JurisprudênciaIA

Superior Tribunal de Justiça

Acórdão

Relator(a)
Ministro Rogerio Schietti Cruz
Órgão julgador
Sexta Turma
Data do julgamento
28/04/2015
Data de publicação
07/05/2015

STJ – Acórdão, Rel. Ministro Rogerio Schietti Cruz, Sexta Turma, j. 28/04/2015, p. 07/05/2015

Ementa

AGRAVO REGIMENTAL EM RECURSO ESPECIAL. FURTO. PRINCÍPIO DA INSIGNIFICÂNCIA. IMPOSSIBILIDADE. VALOR EXPRESSIVO DA RES FURTIVA. RECURSO NÃO PROVIDO. 1. Consoante já assentado pelo Supremo Tribunal Federal, o princípio da insignificância deve ser analisado em correlação com os postulados da fragmentariedade e da intervenção mínima do Direito Penal, para excluir ou afastar a própria tipicidade da conduta, examinada em seu caráter material, observando-se, ainda, a presença dos seguintes vetores: (I) mínima ofensividade da conduta do agente; (II) ausência total de periculosidade social da ação; (III) ínfimo grau de reprovabilidade do comportamento e (IV) inexpressividade da lesão jurídica ocasionada (conforme decidido nos autos do HC n. 84.412/SP, de relatoria do Ministro Celso de Mello, DJU 19/4/2004). 2. A conduta atribuída ao réu - qual seja, a de subtrair telefone celular avaliado em R$ 226,00 (laudo à fl. 131) - não se revela de escassa ofensividade penal e social, pois a lesão jurídica provocada não pode ser considerada insignificante.

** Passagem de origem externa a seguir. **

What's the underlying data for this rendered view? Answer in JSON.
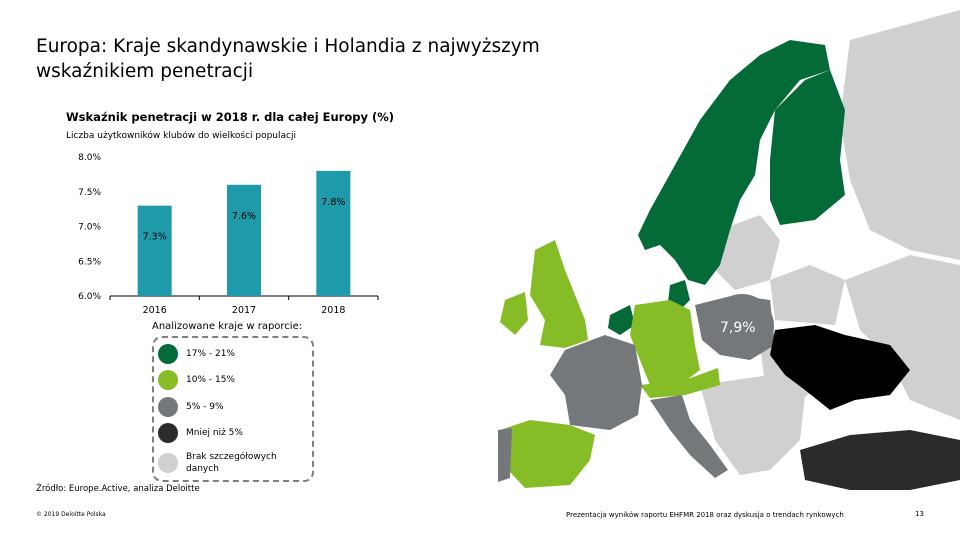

Tal montante, em 3/4/2011 (data do cometimento do delito), representava cerca de 40% do salário mínimo então vigente, que, à época, era de R$ 545,00. 3. O recorrente - conforme ressaltado pelo Tribunal local - é reincidente em delito da mesma espécie, visto que foi condenado, com trânsito em julgado, por três vezes, pelo crime de roubo, elementos que reforçam a impossibilidade de aplicação do princípio da insignificância. 4. Agravo regimental não provido. (AgRg no REsp n. 1.380.720/MG, relator Ministro Rogerio Schietti Cruz, Sexta Turma, julgado em 28/4/2015, DJe de 7/5/2015.)